With replication services data can be replicated across independent Kafka clusters in multiple data centers. In addition, many customers need "stretch clusters" - a single Kafka cluster that spans across multiple data centers. This architecture has the following useful characteristics:

Data is natively replicated into all data centers by Kafka topic replication.
No data is lost when 1 DC is lost and no configuration change is required - design is implicitly relying on native Kafka replication.
From an operational point of view, it is much easier to configure and operate such a topology than a replication scenario via MM2.
Currently Kafka has a single partition assignment strategy and if users want to override that, they can only do it via manually assigning brokers to replicas on topic creation. This could be done via

Multi-level rack awareness

Additionally, stretch clusters are implemented using the rack awareness feature, where each DC is represented as a rack. This ensures that replicas are spread across DCs evenly. Unfortunately, there are cases where this is too limiting - in case there are actual racks inside the DCs, we cannot specify those. Consider having 3 DCs with 2 racks each.

If we were to use racks as /DC1/R1, /DC1/R2, etc, then when using RF=3, it is possible that 2 replicas end up in the same DC, e.g. /DC1/R1, /DC1/R2, /DC2/R1 and DC3 will be unused.

We can see that in this case we could do a more optimal, more distributed solution that is now provided by Kafka if we were to distinguish levels in rack assignment.

Therefore Kafka should support "multi-level" racks, which means that rack IDs should be able to describe some kind of a hierarchy. To make the solution more robust, we would also make the current replica assignment configurable where users could implement their own logic and we would provide the current assignment as default and a new multi-level rack aware described above as it is becoming more and more popular to use stretch-clusters.

With this feature, brokers should be able to:

spread replicas evenly based on the top level of the hierarchy (i.e. first, between DCs)
then inside a top-level unit (DC), if there are multiple replicas, they should be spread evenly among lower-level units (i.e. between racks, then between physical hosts, and so on)

repeat for all levels

In a very simple case the result would look like this:

Public Interfaces

We propose a number of changes to various interfaces of Kafka. The core change is to transform the rack assignment into a configurable algorithm.
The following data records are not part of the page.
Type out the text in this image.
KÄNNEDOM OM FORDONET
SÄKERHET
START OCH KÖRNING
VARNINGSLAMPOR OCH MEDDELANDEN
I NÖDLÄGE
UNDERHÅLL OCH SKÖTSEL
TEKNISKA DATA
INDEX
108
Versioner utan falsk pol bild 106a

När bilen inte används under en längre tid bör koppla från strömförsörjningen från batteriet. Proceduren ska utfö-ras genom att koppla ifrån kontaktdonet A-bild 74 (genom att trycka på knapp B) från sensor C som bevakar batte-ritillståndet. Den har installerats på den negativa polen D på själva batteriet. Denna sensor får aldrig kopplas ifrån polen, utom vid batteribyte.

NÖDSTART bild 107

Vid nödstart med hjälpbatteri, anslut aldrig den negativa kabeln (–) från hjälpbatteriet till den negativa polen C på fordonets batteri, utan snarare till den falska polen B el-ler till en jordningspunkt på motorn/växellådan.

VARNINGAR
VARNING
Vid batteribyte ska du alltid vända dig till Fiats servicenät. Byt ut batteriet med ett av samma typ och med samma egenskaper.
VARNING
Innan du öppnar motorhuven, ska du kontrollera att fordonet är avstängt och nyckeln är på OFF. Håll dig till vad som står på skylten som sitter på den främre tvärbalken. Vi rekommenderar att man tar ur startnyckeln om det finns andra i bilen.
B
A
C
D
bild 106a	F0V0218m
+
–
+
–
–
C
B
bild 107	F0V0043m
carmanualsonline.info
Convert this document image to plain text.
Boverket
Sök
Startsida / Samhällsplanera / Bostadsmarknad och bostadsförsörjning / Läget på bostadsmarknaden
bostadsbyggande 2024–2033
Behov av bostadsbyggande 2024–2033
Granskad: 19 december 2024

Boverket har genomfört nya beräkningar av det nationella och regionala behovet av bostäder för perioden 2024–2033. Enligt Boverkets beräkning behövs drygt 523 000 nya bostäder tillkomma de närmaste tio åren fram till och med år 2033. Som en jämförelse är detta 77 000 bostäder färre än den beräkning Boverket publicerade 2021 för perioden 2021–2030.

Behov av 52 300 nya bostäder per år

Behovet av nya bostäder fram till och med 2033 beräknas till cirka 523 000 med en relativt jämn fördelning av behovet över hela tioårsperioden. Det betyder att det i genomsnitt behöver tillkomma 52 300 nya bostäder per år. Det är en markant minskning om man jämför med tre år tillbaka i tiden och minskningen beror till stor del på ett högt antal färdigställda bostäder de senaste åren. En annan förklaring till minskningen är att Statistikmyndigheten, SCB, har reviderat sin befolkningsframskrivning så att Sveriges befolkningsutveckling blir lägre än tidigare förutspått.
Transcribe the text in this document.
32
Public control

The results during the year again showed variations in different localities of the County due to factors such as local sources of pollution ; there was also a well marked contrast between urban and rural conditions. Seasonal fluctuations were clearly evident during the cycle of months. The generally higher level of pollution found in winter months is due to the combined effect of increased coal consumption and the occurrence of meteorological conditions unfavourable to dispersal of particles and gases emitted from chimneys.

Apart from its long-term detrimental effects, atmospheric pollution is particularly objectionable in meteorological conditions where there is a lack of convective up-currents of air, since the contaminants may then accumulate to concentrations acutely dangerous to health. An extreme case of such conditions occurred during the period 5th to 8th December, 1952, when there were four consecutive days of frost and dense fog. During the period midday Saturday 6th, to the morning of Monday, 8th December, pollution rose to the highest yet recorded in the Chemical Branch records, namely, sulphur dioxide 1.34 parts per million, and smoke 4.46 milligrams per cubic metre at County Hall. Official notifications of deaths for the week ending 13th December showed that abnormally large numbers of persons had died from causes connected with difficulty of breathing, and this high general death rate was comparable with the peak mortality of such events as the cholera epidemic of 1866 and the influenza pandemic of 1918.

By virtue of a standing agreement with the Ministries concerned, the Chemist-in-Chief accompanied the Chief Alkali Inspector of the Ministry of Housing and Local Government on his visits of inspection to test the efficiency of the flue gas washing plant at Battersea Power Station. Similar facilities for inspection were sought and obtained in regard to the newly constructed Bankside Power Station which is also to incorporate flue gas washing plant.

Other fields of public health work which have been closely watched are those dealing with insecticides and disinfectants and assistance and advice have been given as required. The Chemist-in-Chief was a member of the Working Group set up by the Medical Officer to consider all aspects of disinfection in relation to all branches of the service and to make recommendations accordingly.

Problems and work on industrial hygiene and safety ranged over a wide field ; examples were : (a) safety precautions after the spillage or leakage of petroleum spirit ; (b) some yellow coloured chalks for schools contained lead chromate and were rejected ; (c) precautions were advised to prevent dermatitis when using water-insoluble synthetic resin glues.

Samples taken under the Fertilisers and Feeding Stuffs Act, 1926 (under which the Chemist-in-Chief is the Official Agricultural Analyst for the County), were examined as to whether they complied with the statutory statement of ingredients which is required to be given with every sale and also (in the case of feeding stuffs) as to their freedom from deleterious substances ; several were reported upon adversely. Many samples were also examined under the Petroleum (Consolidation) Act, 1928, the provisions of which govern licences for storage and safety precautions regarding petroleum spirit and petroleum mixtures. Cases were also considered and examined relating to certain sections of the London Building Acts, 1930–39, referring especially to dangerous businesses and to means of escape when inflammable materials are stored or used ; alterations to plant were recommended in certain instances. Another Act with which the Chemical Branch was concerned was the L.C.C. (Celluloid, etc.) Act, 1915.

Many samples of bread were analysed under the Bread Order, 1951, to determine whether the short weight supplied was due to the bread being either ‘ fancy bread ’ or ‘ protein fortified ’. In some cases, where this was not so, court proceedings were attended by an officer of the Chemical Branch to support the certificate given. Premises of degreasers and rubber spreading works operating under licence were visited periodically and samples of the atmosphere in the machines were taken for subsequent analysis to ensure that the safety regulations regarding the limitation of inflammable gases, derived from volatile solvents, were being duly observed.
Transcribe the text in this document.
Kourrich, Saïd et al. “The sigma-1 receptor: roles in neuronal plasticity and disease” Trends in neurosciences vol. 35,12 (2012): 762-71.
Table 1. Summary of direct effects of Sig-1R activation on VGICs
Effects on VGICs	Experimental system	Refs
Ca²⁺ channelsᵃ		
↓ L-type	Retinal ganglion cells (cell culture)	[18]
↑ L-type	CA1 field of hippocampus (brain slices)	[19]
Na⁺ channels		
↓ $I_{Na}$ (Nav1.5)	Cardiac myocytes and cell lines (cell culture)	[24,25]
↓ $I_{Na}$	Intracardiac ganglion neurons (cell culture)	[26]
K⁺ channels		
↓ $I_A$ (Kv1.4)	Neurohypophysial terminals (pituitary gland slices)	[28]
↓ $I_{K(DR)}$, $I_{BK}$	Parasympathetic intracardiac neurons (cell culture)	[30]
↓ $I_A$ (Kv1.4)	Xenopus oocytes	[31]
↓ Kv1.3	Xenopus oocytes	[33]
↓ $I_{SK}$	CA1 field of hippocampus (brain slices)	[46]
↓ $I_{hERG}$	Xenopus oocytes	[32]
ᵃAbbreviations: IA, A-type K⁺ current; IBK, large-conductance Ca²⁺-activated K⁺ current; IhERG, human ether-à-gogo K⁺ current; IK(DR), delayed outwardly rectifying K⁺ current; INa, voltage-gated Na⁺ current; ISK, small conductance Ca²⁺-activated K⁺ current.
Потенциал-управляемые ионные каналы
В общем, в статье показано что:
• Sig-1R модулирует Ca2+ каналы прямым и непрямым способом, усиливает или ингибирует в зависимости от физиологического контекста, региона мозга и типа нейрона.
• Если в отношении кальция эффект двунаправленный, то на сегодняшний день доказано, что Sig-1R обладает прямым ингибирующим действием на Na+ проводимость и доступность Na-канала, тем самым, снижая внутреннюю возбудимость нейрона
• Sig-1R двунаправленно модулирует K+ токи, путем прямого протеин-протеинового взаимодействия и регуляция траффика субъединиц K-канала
This would involve a number of public interface changes:

Introduce new config to control the underlying implementation (much like the Authorizer interface).
Create a Java interface in the clients module that sits behind the configuration.
Refactor the current rack assignment strategy under the new interface
Add a new implementation, called the multi-level rack assignment strategy, discussed above
Add an Admin API so clients like the reassign partitions command would rely on the brokers instead of calling an internal utility to assign replicas.
Add a new protocol to transfer requests and responses of the new Admin API.
A multi-level rack aware replica selector that is responsible for selecting a replica to fetch from when consumers are using follower fetching. This makes it easier for replicas to fetch from the nearest follower in a multi-level rack environment.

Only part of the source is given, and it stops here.